The casino operator has lease commitments for about 46 percent of the Singapore mall space and plans to eventually sell, or otherwise “monetize” its malls in Macau and Singapore, Weidner said.

The company “initially” approached Kwek, the billionaire whose City Developments Ltd. advised Las Vegas Sands on its winning bid for Singapore’s first casino resort, Weidner said.

“We talked to him later about where we stood and what we were doing with the capital raise so far,” he said. “He’s a friend and every time we go to Singapore we sit down and talk with him.”

Bank Discussions

Las Vegas Sands has met with “the major Singapore banks and a lot of international banks” involved in its Singapore project financing, including DBS Group Holdings Ltd., Weidner said.

“We felt compelled to sit down and talk to them and let them know where we are in the cycle,” he said.

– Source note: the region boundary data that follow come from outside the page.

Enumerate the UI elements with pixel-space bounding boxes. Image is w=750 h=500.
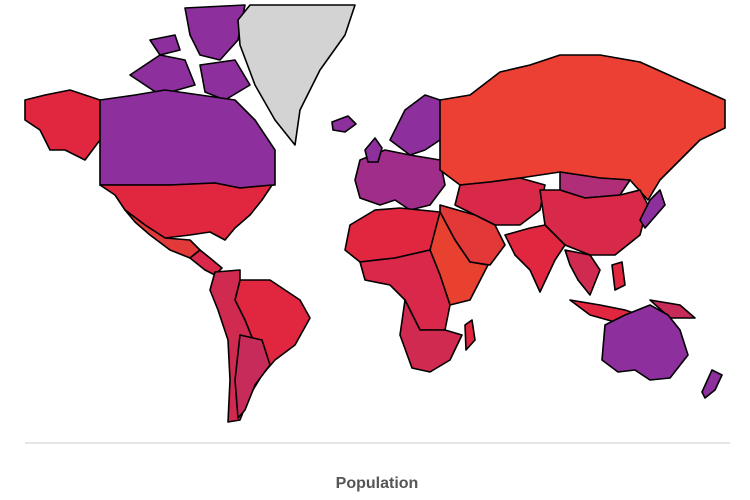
central-asia bbox=[454, 177, 546, 226]
iceland bbox=[331, 115, 357, 133]
arctic-islands bbox=[149, 34, 181, 56]
alaska bbox=[24, 89, 101, 161]
arctic-islands bbox=[199, 59, 251, 101]
scandinavia bbox=[389, 94, 441, 156]
central-america bbox=[189, 249, 223, 276]
arctic-islands bbox=[129, 54, 196, 96]
southern-africa bbox=[399, 299, 463, 373]
greenland bbox=[237, 4, 356, 146]
india bbox=[504, 224, 566, 293]
canada bbox=[99, 89, 276, 189]
uk bbox=[364, 137, 383, 163]
new-zealand bbox=[701, 369, 723, 399]
map-title: Population bbox=[336, 475, 419, 492]
southeast-asia bbox=[564, 249, 601, 296]
philippines bbox=[611, 261, 626, 291]
world-map bbox=[24, 4, 726, 423]
madagascar bbox=[464, 319, 476, 351]
argentina bbox=[234, 334, 271, 419]
arctic-islands bbox=[184, 4, 246, 61]
australia bbox=[601, 304, 689, 381]
japan bbox=[639, 189, 666, 229]
europe bbox=[354, 149, 446, 211]
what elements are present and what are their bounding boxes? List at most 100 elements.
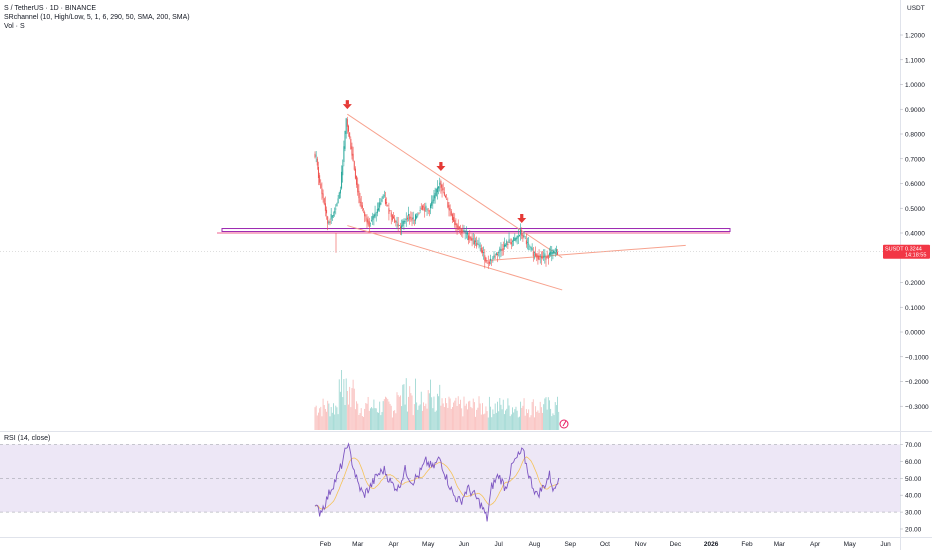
arrow-head <box>517 218 527 223</box>
volume-bar <box>543 404 545 430</box>
candle-body <box>532 251 534 256</box>
candle-body <box>476 242 478 247</box>
volume-bar <box>521 407 523 430</box>
candle-body <box>420 208 422 209</box>
candle-body <box>505 244 507 247</box>
time-tick-label: Feb <box>741 541 753 548</box>
volume-bar <box>443 407 445 430</box>
candle-body <box>417 214 419 216</box>
candle-body <box>481 250 483 253</box>
volume-bar <box>425 403 427 430</box>
volume-bar <box>442 403 444 430</box>
candle-body <box>457 225 459 230</box>
volume-bar <box>424 406 426 430</box>
volume-bar <box>371 407 373 430</box>
candle-body <box>523 235 525 237</box>
volume-bar <box>542 412 543 430</box>
candle-body <box>372 216 374 220</box>
volume-bar <box>331 412 333 430</box>
time-tick-label: Jun <box>459 541 470 548</box>
candle-body <box>500 249 502 251</box>
candle-body <box>376 208 378 214</box>
volume-bar <box>508 405 510 430</box>
candle-body <box>426 208 428 210</box>
volume-bar <box>411 395 413 430</box>
volume-bar <box>539 401 541 430</box>
volume-bar <box>391 417 393 430</box>
candle-body <box>516 236 518 239</box>
volume-bar <box>354 409 356 430</box>
replay-circle <box>559 419 569 429</box>
candle-body <box>484 255 486 262</box>
volume-bar <box>348 404 349 430</box>
candle-body <box>323 198 325 205</box>
candle-body <box>477 243 479 245</box>
price-scale: 1.2000 1.1000 1.0000 0.9000 0.8000 0.7000 0.60… <box>900 33 929 411</box>
volume-bar <box>409 386 411 430</box>
volume-bar <box>408 396 410 430</box>
candle-body <box>462 230 464 233</box>
volume-bar <box>418 405 420 430</box>
volume-bar <box>547 397 549 430</box>
candle-body <box>369 222 371 224</box>
candle-body <box>550 251 552 255</box>
candle-body <box>334 211 336 213</box>
volume-bar <box>383 399 385 430</box>
rsi-tick-label: 20.00 <box>905 527 922 534</box>
candle-body <box>531 248 533 251</box>
volume-bar <box>382 401 384 430</box>
candle-body <box>449 208 451 211</box>
candle-body <box>551 251 553 255</box>
volume-bar <box>327 400 329 430</box>
volume-bar <box>557 396 558 430</box>
volume-bar <box>518 416 520 430</box>
volume-bar <box>333 403 334 430</box>
volume-bar <box>513 412 515 430</box>
candle-body <box>501 249 503 252</box>
rsi-tick-label: 40.00 <box>905 493 922 500</box>
candle-body <box>413 219 415 221</box>
volume-bar <box>457 396 459 430</box>
candle-body <box>488 261 490 264</box>
candle-body <box>528 243 530 245</box>
volume-bar <box>440 405 442 430</box>
volume-bar <box>374 408 376 430</box>
badge-bg <box>883 244 930 259</box>
price-tick-label: 0.2000 <box>905 280 925 287</box>
candle-body <box>453 217 455 222</box>
candle-body <box>543 256 545 258</box>
time-tick-label: Dec <box>670 541 682 548</box>
candle-body <box>538 255 540 260</box>
candle-body <box>416 216 418 219</box>
candle-body <box>466 232 468 235</box>
volume-bar <box>360 408 362 430</box>
volume-bar <box>501 409 503 430</box>
candle-body <box>502 248 504 251</box>
candle-body <box>518 235 520 236</box>
volume-bar <box>394 410 396 430</box>
candle-body <box>368 221 370 227</box>
volume-bar <box>497 401 498 430</box>
candle-body <box>382 195 384 199</box>
volume-bar <box>491 417 493 430</box>
volume-bar <box>461 408 463 430</box>
volume-bar <box>412 415 414 430</box>
rsi-indicator-label: RSI (14, close) <box>4 435 51 442</box>
candle-body <box>483 251 485 253</box>
volume-bar <box>529 417 531 430</box>
candle-body <box>371 220 373 222</box>
candle-body <box>491 259 493 261</box>
support-zone <box>221 228 731 233</box>
volume-bar <box>397 395 399 430</box>
symbol-title: S / TetherUS · 1D · BINANCE <box>4 5 97 12</box>
candle-body <box>387 205 389 206</box>
candle-body <box>432 199 434 204</box>
volume-bar <box>528 409 530 430</box>
volume-bar <box>551 416 553 430</box>
volume-bar <box>318 412 319 430</box>
volume-bar <box>441 398 443 430</box>
candle-body <box>547 255 549 259</box>
candle-body <box>419 209 421 211</box>
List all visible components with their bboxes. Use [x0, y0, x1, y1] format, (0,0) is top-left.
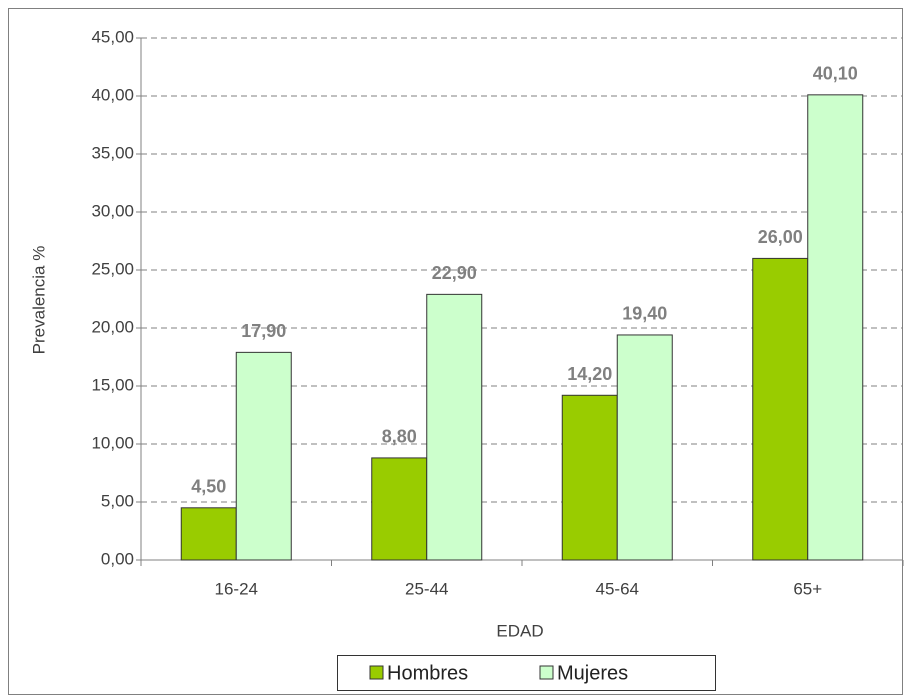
y-tick-label: 20,00: [91, 317, 134, 336]
legend-swatch: [369, 665, 384, 680]
x-tick-label: 16-24: [215, 579, 258, 598]
y-tick-label: 5,00: [101, 491, 134, 510]
bar: [371, 457, 428, 561]
legend-swatch: [539, 665, 554, 680]
bar: [752, 257, 809, 561]
value-label: 40,10: [813, 64, 858, 84]
legend-box: [337, 655, 716, 691]
bar: [235, 351, 292, 561]
value-label: 8,80: [382, 427, 417, 447]
legend-label: Hombres: [387, 662, 468, 684]
bar: [616, 334, 673, 561]
y-tick-label: 0,00: [101, 549, 134, 568]
y-tick-label: 40,00: [91, 85, 134, 104]
x-tick-label: 65+: [793, 579, 822, 598]
legend-label: Mujeres: [557, 662, 628, 684]
x-axis-title: EDAD: [496, 621, 543, 640]
value-label: 17,90: [241, 321, 286, 341]
value-label: 26,00: [758, 227, 803, 247]
bar: [807, 94, 864, 561]
y-tick-label: 30,00: [91, 201, 134, 220]
y-axis-title: Prevalencia %: [29, 246, 48, 355]
y-tick-label: 45,00: [91, 27, 134, 46]
y-tick-label: 10,00: [91, 433, 134, 452]
bar: [180, 507, 237, 561]
value-label: 22,90: [432, 263, 477, 283]
value-label: 14,20: [567, 364, 612, 384]
value-label: 19,40: [622, 304, 667, 324]
bar: [561, 394, 618, 561]
bar: [426, 293, 483, 561]
y-tick-label: 25,00: [91, 259, 134, 278]
x-tick-label: 45-64: [596, 579, 639, 598]
value-label: 4,50: [191, 477, 226, 497]
y-tick-label: 35,00: [91, 143, 134, 162]
y-tick-label: 15,00: [91, 375, 134, 394]
x-tick-label: 25-44: [405, 579, 448, 598]
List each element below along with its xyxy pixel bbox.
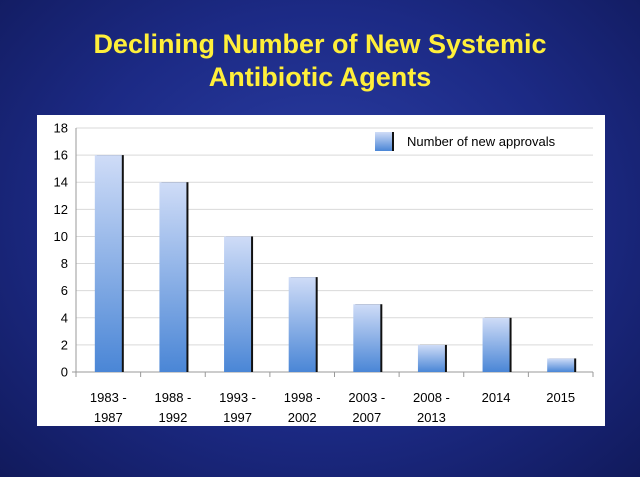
x-tick-label: 2013: [417, 410, 446, 425]
title-line-1: Declining Number of New Systemic: [93, 29, 547, 59]
x-tick-label: 2003 -: [348, 390, 385, 405]
y-tick-label: 12: [54, 202, 68, 217]
legend-label: Number of new approvals: [407, 134, 556, 149]
x-tick-label: 2002: [288, 410, 317, 425]
x-tick-label: 1997: [223, 410, 252, 425]
bar: [353, 304, 381, 372]
x-tick-label: 1998 -: [284, 390, 321, 405]
x-tick-label: 2015: [546, 390, 575, 405]
bar: [417, 344, 445, 372]
x-tick-label: 1988 -: [155, 390, 192, 405]
bar: [159, 182, 187, 372]
bar: [224, 236, 252, 372]
y-tick-label: 4: [61, 310, 68, 325]
y-tick-label: 8: [61, 256, 68, 271]
y-tick-label: 6: [61, 283, 68, 298]
x-tick-label: 1993 -: [219, 390, 256, 405]
x-tick-label: 2008 -: [413, 390, 450, 405]
y-tick-label: 10: [54, 229, 68, 244]
bar: [288, 277, 316, 372]
y-tick-label: 16: [54, 148, 68, 163]
y-tick-label: 18: [54, 121, 68, 136]
x-tick-label: 1992: [158, 410, 187, 425]
legend-swatch: [375, 132, 392, 151]
x-tick-label: 2014: [482, 390, 511, 405]
x-tick-label: 2007: [352, 410, 381, 425]
bar: [482, 317, 510, 372]
x-tick-label: 1983 -: [90, 390, 127, 405]
bar: [94, 155, 122, 372]
bar-chart: 0 2 4 6 8 10 12 14 16 18 1983 - 1987 1988 - 1992 1993 …: [54, 121, 594, 425]
title-line-2: Antibiotic Agents: [208, 62, 432, 92]
slide-title: Declining Number of New Systemic Antibio…: [0, 28, 640, 94]
y-tick-label: 14: [54, 175, 68, 190]
y-tick-label: 0: [61, 365, 68, 380]
bar: [547, 358, 575, 372]
chart-panel: 0 2 4 6 8 10 12 14 16 18 1983 - 1987 1988 - 1992 1993 …: [37, 115, 605, 426]
x-tick-label: 1987: [94, 410, 123, 425]
y-tick-label: 2: [61, 337, 68, 352]
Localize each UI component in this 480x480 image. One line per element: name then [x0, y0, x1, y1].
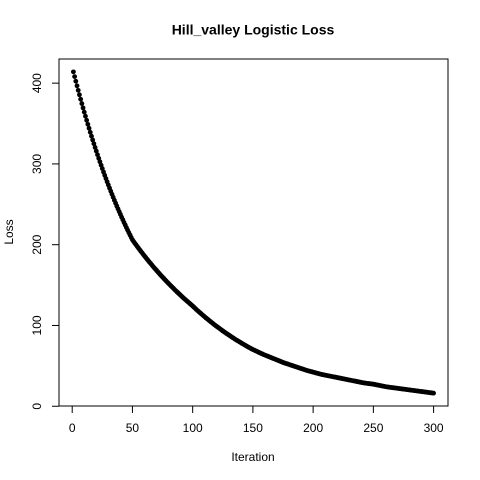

The company is in talks with international banks about potentially financing the completion of its half-finished Macau projects when credit markets thaw and the global economic environment improves, Weidner added.

Adelson was ranked the third-richest man in the U.S. by Forbes magazine before Las Vegas Sands shares tumbled 94 percent this year. Adelson and his family have invested about $1 billion in the company since Sept. 30.

The company needed the cash to avoid violating the terms of some U.S. loans and triggering defaults that risked forcing it into bankruptcy, the auditors said Nov. 6.

The shares have plunged this year because investors are concerned weakening casino revenue growth in Las Vegas and Macau amid the global financial meltdown will deprive it of the cash needed to pay for expansion projects and loans.

“Any time you have those kinds of transparent conversations, noise happens in the system,” Weidner said. “But the noise ought to all go away.”

Genting International is a unit of Genting Bhd., Asia’s biggest publicly traded casino operator. The company is building a casino resort on Singapore’s Sentosa island.